The University of Fribourg specialises in classical studies and as a result we place special emphasis on the reception of Greek classical antiquity during the imperial period, Greek culture and literature in Late Antiquity and, through close collaboration with the Institute of Mediaeval Studies (Institut d'études médiévales/Mediävistisches Institut), the Byzantine culture. In partnership with the Institute of General and Comparative Literature (Institut de littérature générale et comparée/Institut für Allgemeine und Vergleichende Literaturwissenschaft), students also study the influence of literary forms and classical mythology on modern literature. In line with University of Fribourg's language policy, Greek Studies students have the possibility of taking their course in two languages (French and German).

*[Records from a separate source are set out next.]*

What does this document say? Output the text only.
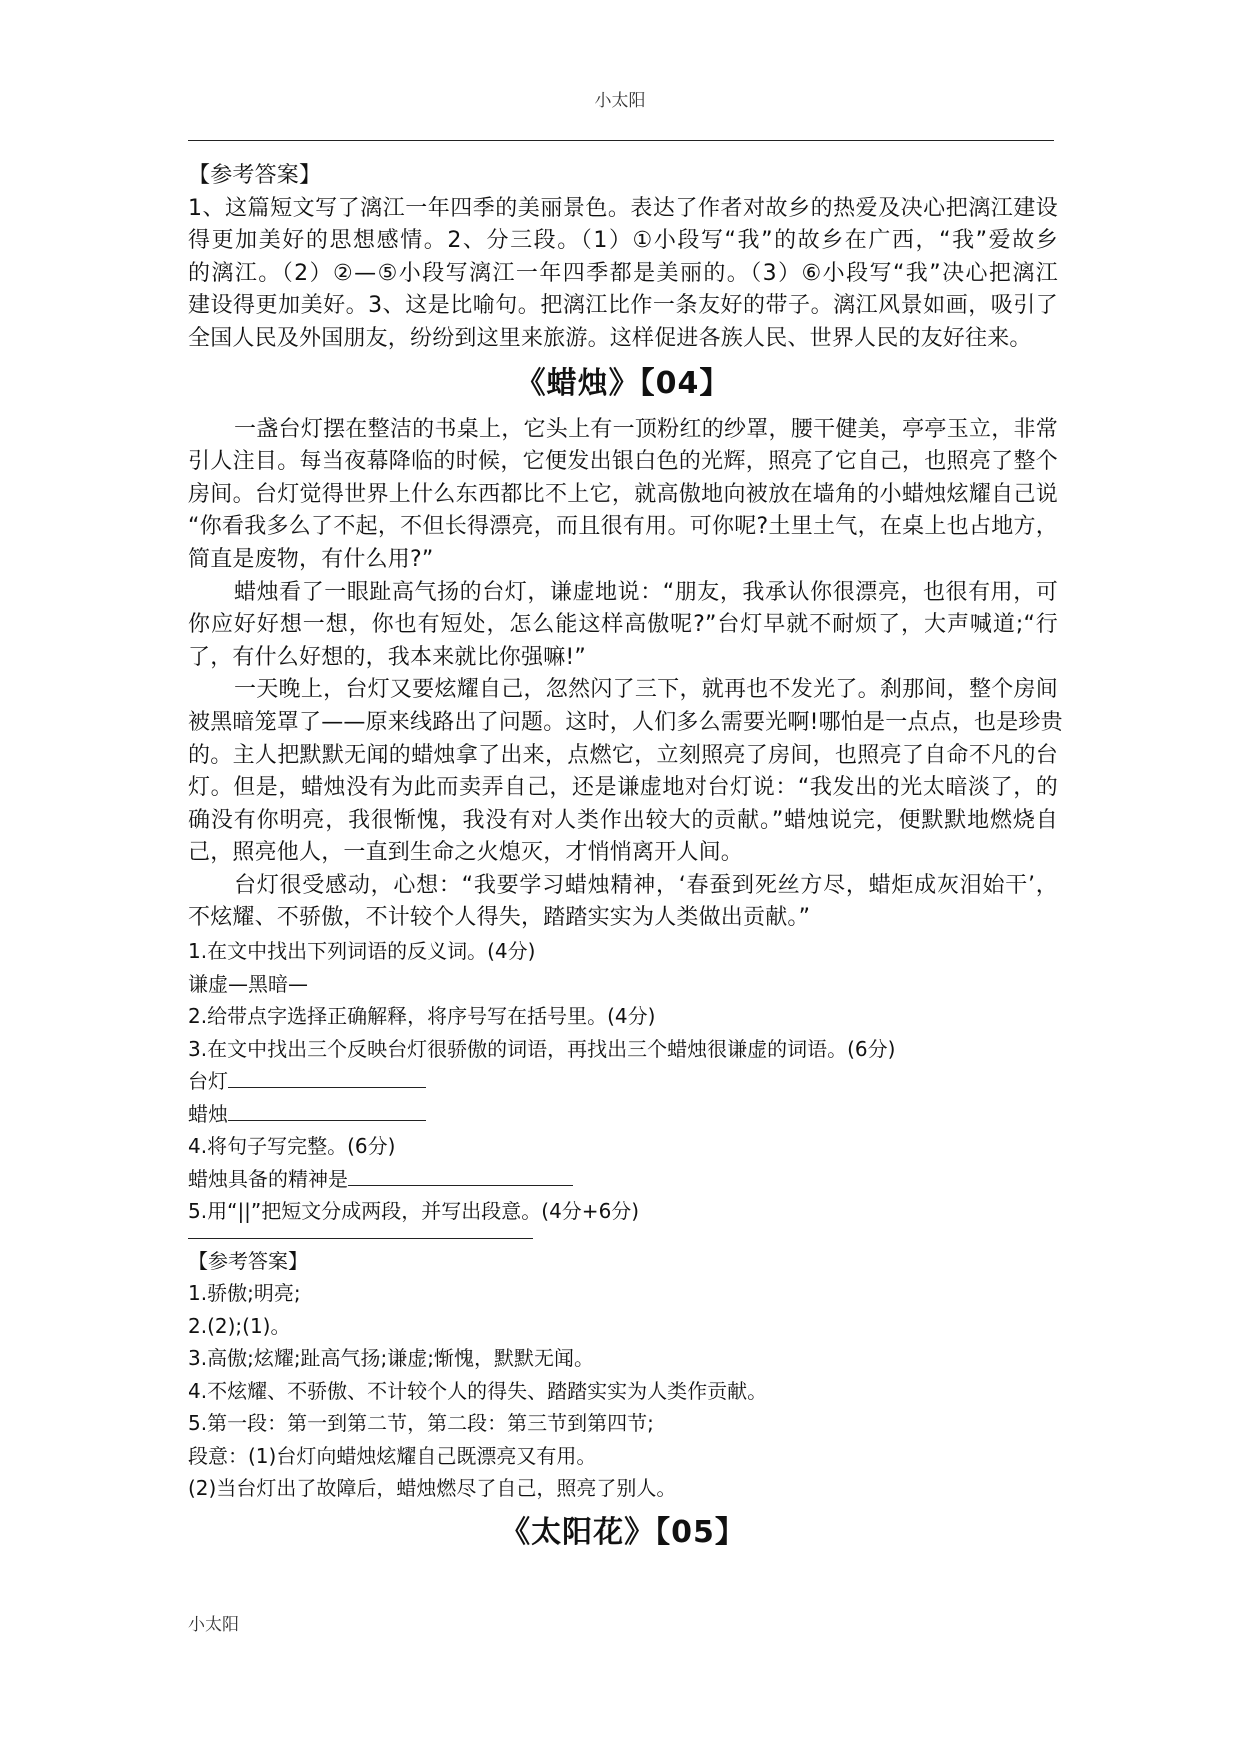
小太阳
【参考答案】
1、这篇短文写了漓江一年四季的美丽景色。表达了作者对故乡的热爱及决心把漓江建设
得更加美好的思想感情。2、分三段。（1）①小段写“我”的故乡在广西，“我”爱故乡
的漓江。（2）②—⑤小段写漓江一年四季都是美丽的。（3）⑥小段写“我”决心把漓江
建设得更加美好。3、这是比喻句。把漓江比作一条友好的带子。漓江风景如画，吸引了
全国人民及外国朋友，纷纷到这里来旅游。这样促进各族人民、世界人民的友好往来。
《蜡烛》【04】
一盏台灯摆在整洁的书桌上，它头上有一顶粉红的纱罩，腰干健美，亭亭玉立，非常
引人注目。每当夜幕降临的时候，它便发出银白色的光辉，照亮了它自己，也照亮了整个
房间。台灯觉得世界上什么东西都比不上它，就高傲地向被放在墙角的小蜡烛炫耀自己说
“你看我多么了不起，不但长得漂亮，而且很有用。可你呢?土里土气，在桌上也占地方，
简直是废物，有什么用?”
蜡烛看了一眼趾高气扬的台灯，谦虚地说：“朋友，我承认你很漂亮，也很有用，可
你应好好想一想，你也有短处，怎么能这样高傲呢?”台灯早就不耐烦了，大声喊道;“行
了，有什么好想的，我本来就比你强嘛!”
一天晚上，台灯又要炫耀自己，忽然闪了三下，就再也不发光了。刹那间，整个房间
被黑暗笼罩了——原来线路出了问题。这时，人们多么需要光啊!哪怕是一点点，也是珍贵
的。主人把默默无闻的蜡烛拿了出来，点燃它，立刻照亮了房间，也照亮了自命不凡的台
灯。但是，蜡烛没有为此而卖弄自己，还是谦虚地对台灯说：“我发出的光太暗淡了，的
确没有你明亮，我很惭愧，我没有对人类作出较大的贡献。”蜡烛说完，便默默地燃烧自
己，照亮他人，一直到生命之火熄灭，才悄悄离开人间。
台灯很受感动，心想：“我要学习蜡烛精神，‘春蚕到死丝方尽，蜡炬成灰泪始干’，
不炫耀、不骄傲，不计较个人得失，踏踏实实为人类做出贡献。”
1.在文中找出下列词语的反义词。(4分)
谦虚—黑暗—
2.给带点字选择正确解释，将序号写在括号里。(4分)
3.在文中找出三个反映台灯很骄傲的词语，再找出三个蜡烛很谦虚的词语。(6分)
台灯
蜡烛
4.将句子写完整。(6分)
蜡烛具备的精神是
5.用“||”把短文分成两段，并写出段意。(4分+6分)
【参考答案】
1.骄傲;明亮;
2.(2);(1)。
3.高傲;炫耀;趾高气扬;谦虚;惭愧，默默无闻。
4.不炫耀、不骄傲、不计较个人的得失、踏踏实实为人类作贡献。
5.第一段：第一到第二节，第二段：第三节到第四节;
段意：(1)台灯向蜡烛炫耀自己既漂亮又有用。
(2)当台灯出了故障后，蜡烛燃尽了自己，照亮了别人。
《太阳花》【05】
小太阳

Learning outcomes and career openings
On completing their course, students will have acquired a command of Greek and in-depth knowledge of Greek literature and culture. They will be capable of translating a Greek text, analysing it grammatically and stylistically, placing it in its literary, historical and cultural context and establishing links with modern literature. For a given problem, they will have acquired the methodological skills allowing them to draw up a pertinent bibliography, search for sources, analyse them critically and in detail, put forward a summary of the issue and give an oral or written presentation of the results of their research.
The principal career openings for Greek Studies students are:
- Teaching Greek at secondary school level I;
- An academic career in classical studies;
- Public administration and cultural policy;
- Administrative posts in scientific bodies;
- Private sector (human resources).
Structure of studies
60 ECTS credits as a minor study programme
Knowledge of Greek is required. Students who did not take this language at an academic upper secondary school can attend the special lessons that are built into the curriculum.

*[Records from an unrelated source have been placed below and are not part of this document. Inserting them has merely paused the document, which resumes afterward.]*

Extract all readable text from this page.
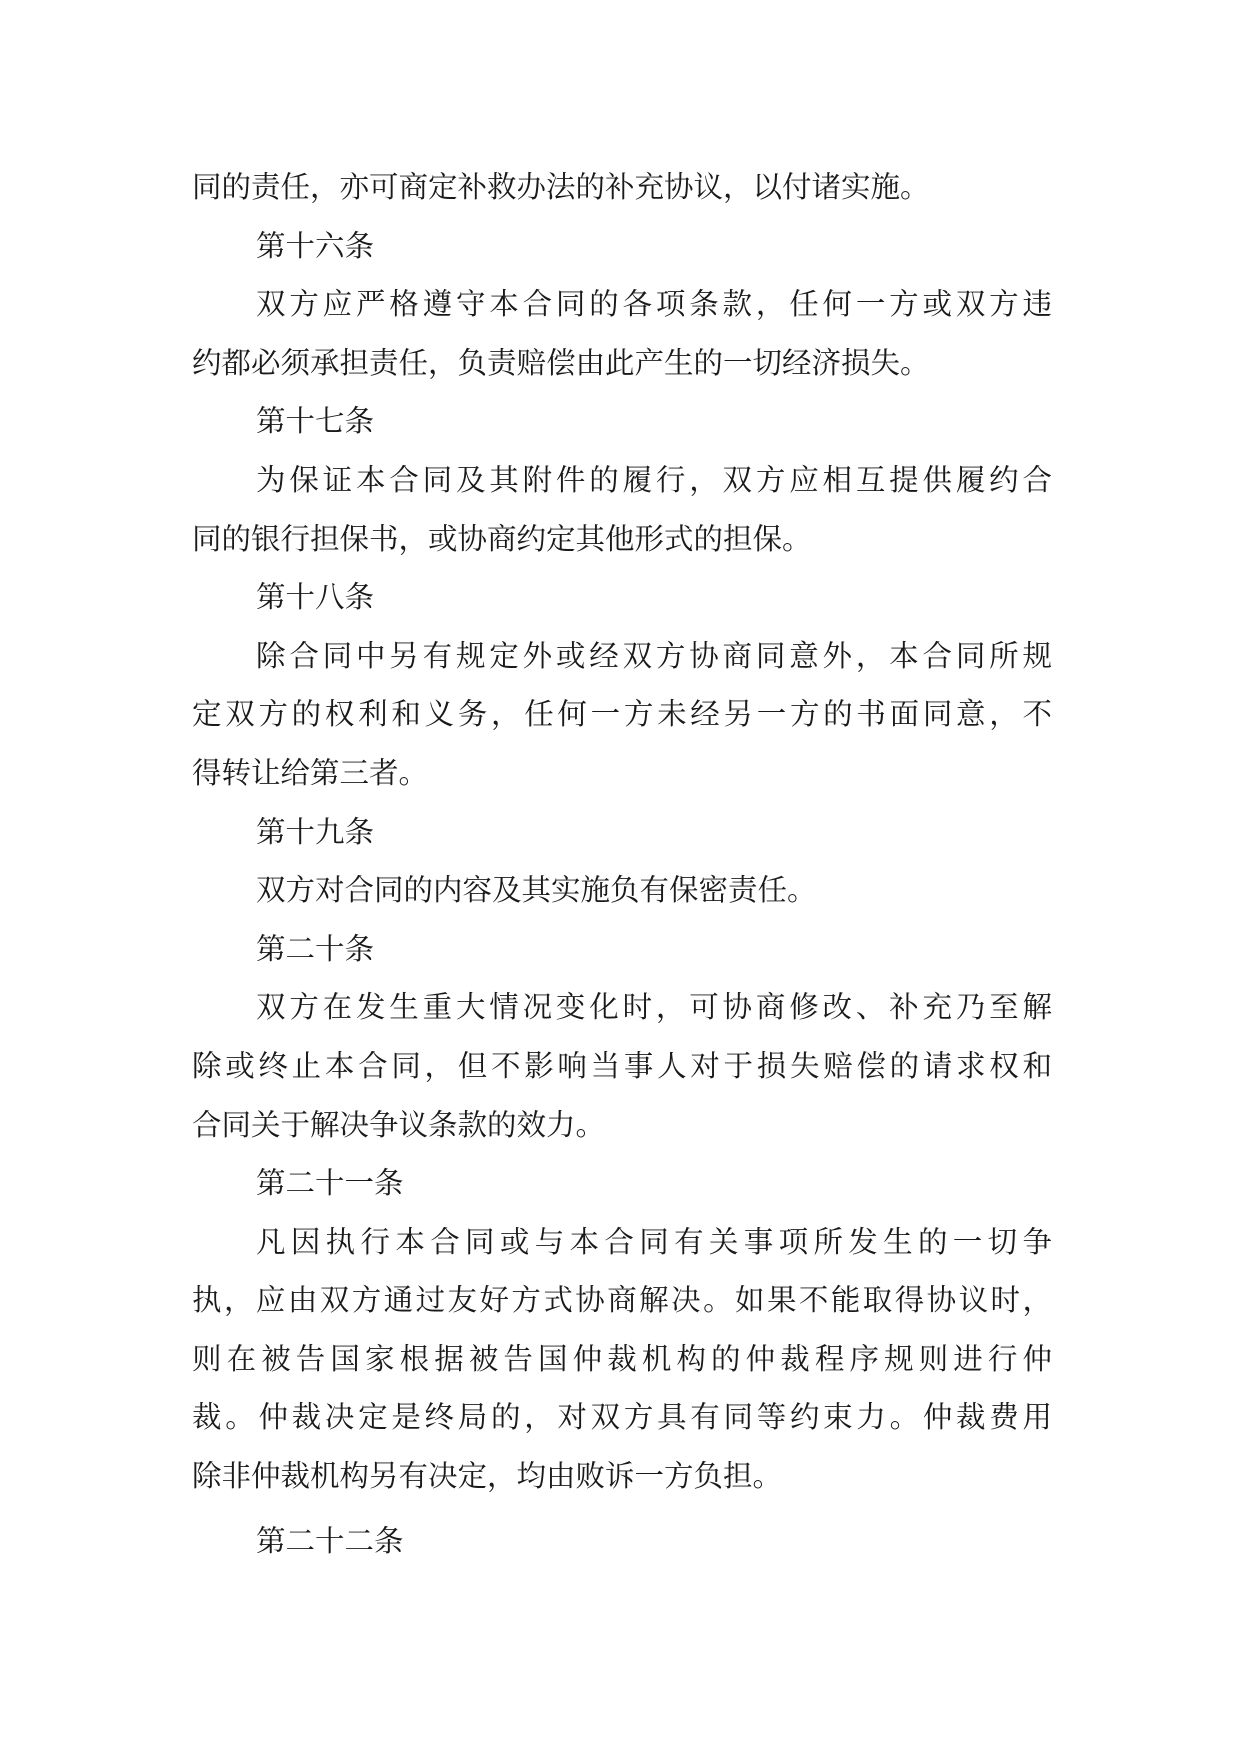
同的责任，亦可商定补救办法的补充协议，以付诸实施。
第十六条
双方应严格遵守本合同的各项条款，任何一方或双方违
约都必须承担责任，负责赔偿由此产生的一切经济损失。
第十七条
为保证本合同及其附件的履行，双方应相互提供履约合
同的银行担保书，或协商约定其他形式的担保。
第十八条
除合同中另有规定外或经双方协商同意外，本合同所规
定双方的权利和义务，任何一方未经另一方的书面同意，不
得转让给第三者。
第十九条
双方对合同的内容及其实施负有保密责任。
第二十条
双方在发生重大情况变化时，可协商修改、补充乃至解
除或终止本合同，但不影响当事人对于损失赔偿的请求权和
合同关于解决争议条款的效力。
第二十一条
凡因执行本合同或与本合同有关事项所发生的一切争
执，应由双方通过友好方式协商解决。如果不能取得协议时，
则在被告国家根据被告国仲裁机构的仲裁程序规则进行仲
裁。仲裁决定是终局的，对双方具有同等约束力。仲裁费用
除非仲裁机构另有决定，均由败诉一方负担。
第二十二条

Furthermore, a study programme worth 120 ECTS credits is also offered as a major: Classics.
The following Swiss school-leaving certificates grant admission to bachelor programmes at the University of Fribourg:
- Swiss academic Maturity Certificate
- Federal vocational or specialised Baccalaureate + supplementary examination of the Swiss Maturity Commission (passerelle)
- Bachelor Degree from a Swiss university, from an accredited Swiss university of applied sciences (HES/FH) or from a Swiss university of teacher education (HEP/PH)

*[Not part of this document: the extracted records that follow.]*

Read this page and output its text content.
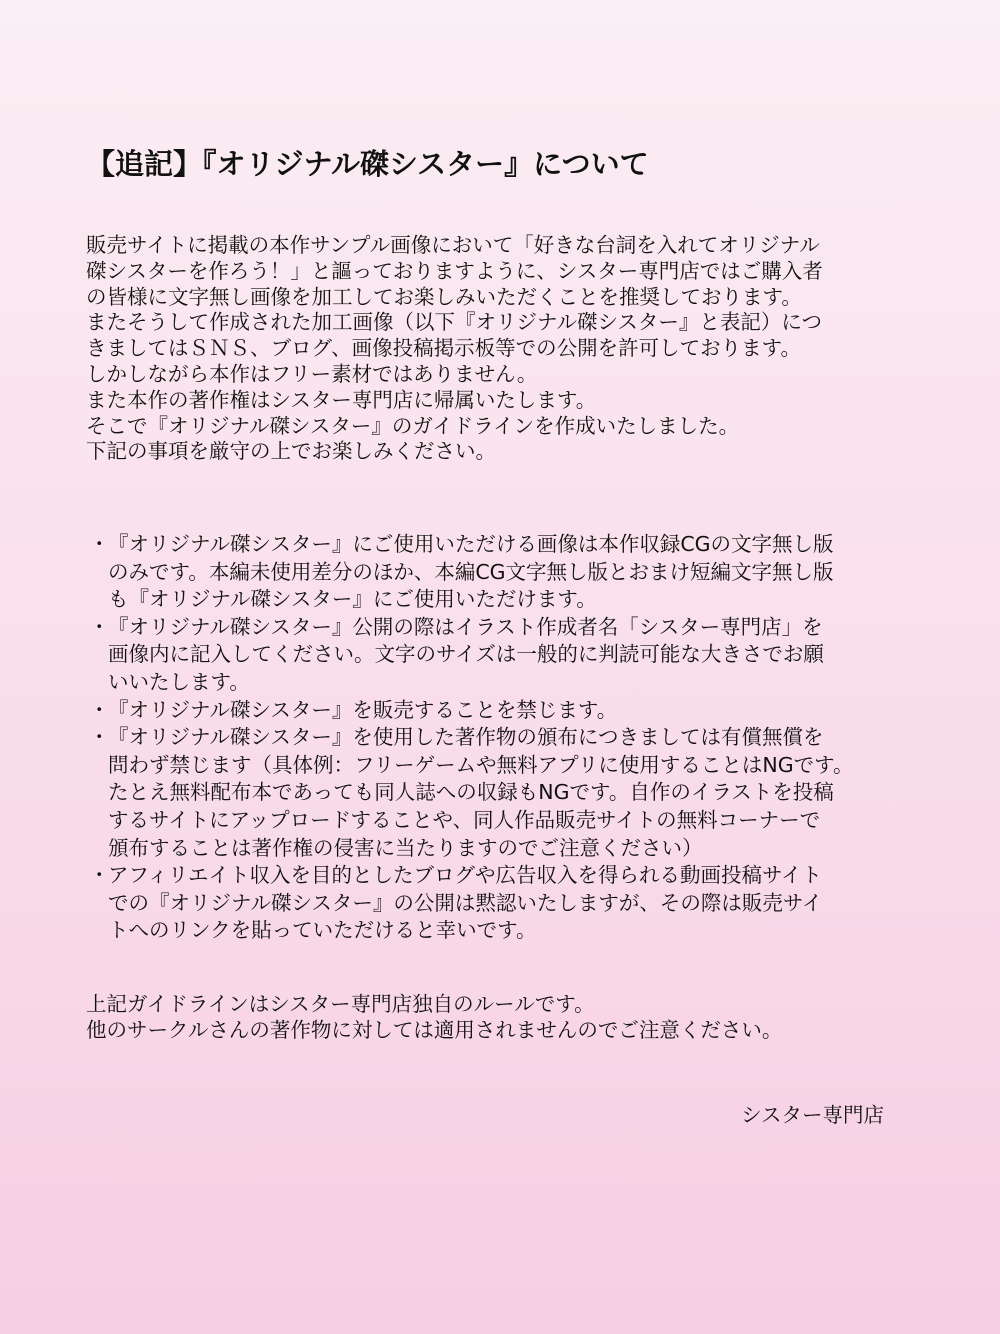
【追記】『オリジナル磔シスター』について
販売サイトに掲載の本作サンプル画像において「好きな台詞を入れてオリジナル
磔シスターを作ろう！」と謳っておりますように、シスター専門店ではご購入者
の皆様に文字無し画像を加工してお楽しみいただくことを推奨しております。
またそうして作成された加工画像（以下『オリジナル磔シスター』と表記）につ
きましてはＳＮＳ、ブログ、画像投稿掲示板等での公開を許可しております。
しかしながら本作はフリー素材ではありません。
また本作の著作権はシスター専門店に帰属いたします。
そこで『オリジナル磔シスター』のガイドラインを作成いたしました。
下記の事項を厳守の上でお楽しみください。
・
『オリジナル磔シスター』にご使用いただける画像は本作収録CGの文字無し版
のみです。本編未使用差分のほか、本編CG文字無し版とおまけ短編文字無し版
も『オリジナル磔シスター』にご使用いただけます。
・
『オリジナル磔シスター』公開の際はイラスト作成者名「シスター専門店」を
画像内に記入してください。文字のサイズは一般的に判読可能な大きさでお願
いいたします。
・
『オリジナル磔シスター』を販売することを禁じます。
・
『オリジナル磔シスター』を使用した著作物の頒布につきましては有償無償を
問わず禁じます（具体例：フリーゲームや無料アプリに使用することはNGです。
たとえ無料配布本であっても同人誌への収録もNGです。自作のイラストを投稿
するサイトにアップロードすることや、同人作品販売サイトの無料コーナーで
頒布することは著作権の侵害に当たりますのでご注意ください）
・
アフィリエイト収入を目的としたブログや広告収入を得られる動画投稿サイト
での『オリジナル磔シスター』の公開は黙認いたしますが、その際は販売サイ
トへのリンクを貼っていただけると幸いです。
上記ガイドラインはシスター専門店独自のルールです。
他のサークルさんの著作物に対しては適用されませんのでご注意ください。
シスター専門店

A complete list of all further recognised Swiss school-leaving certificates is to be found on the webpages of swissuniversities (in French and German only): http://studies.unifr.ch/go/en-admission-swiss-certificates
Foreign upper secondary school-leaving certificates are recognised only if they correspond substantially to the Swiss Maturity Certificate. They must qualify as general education. Foreign school-leaving certificates are considered to be general education if the last three years of schooling include at least six general education subjects, independent from each other, in accordance with the following list:
- First language (native language)
- Second language
- Natural sciences (biology or chemistry or physics)
- Humanities and social sciences (geography or history or economics/law)
- Elective (computer sciences or philosophy or an additional language or an additional subject from category 4 or 5)
The general admission requirements to the bachelor programmes at the University of Fribourg for holders of foreign school-leaving certificates as well as the admission requirements for individual countries are to be found on the webpages of swissuniversities: http://studies.unifr.ch/go/en-admission-countrylist
In addition, foreign candidates must present proof of sufficient language skills in French or German.
The assessment of foreign school-leaving certificates is based on the «CRUS Recommendations for the Assessment of Foreign Upper Secondary School-Leaving Certificates, 7 September 2007» (http://studies.unifr.ch/go/crus07en). The admission requirements are valid for the respective academic year. The Rectorat of the University of Fribourg reserves the right to change these requirements at any time.
Also offered as a minor study programme for 30 ECTS credits.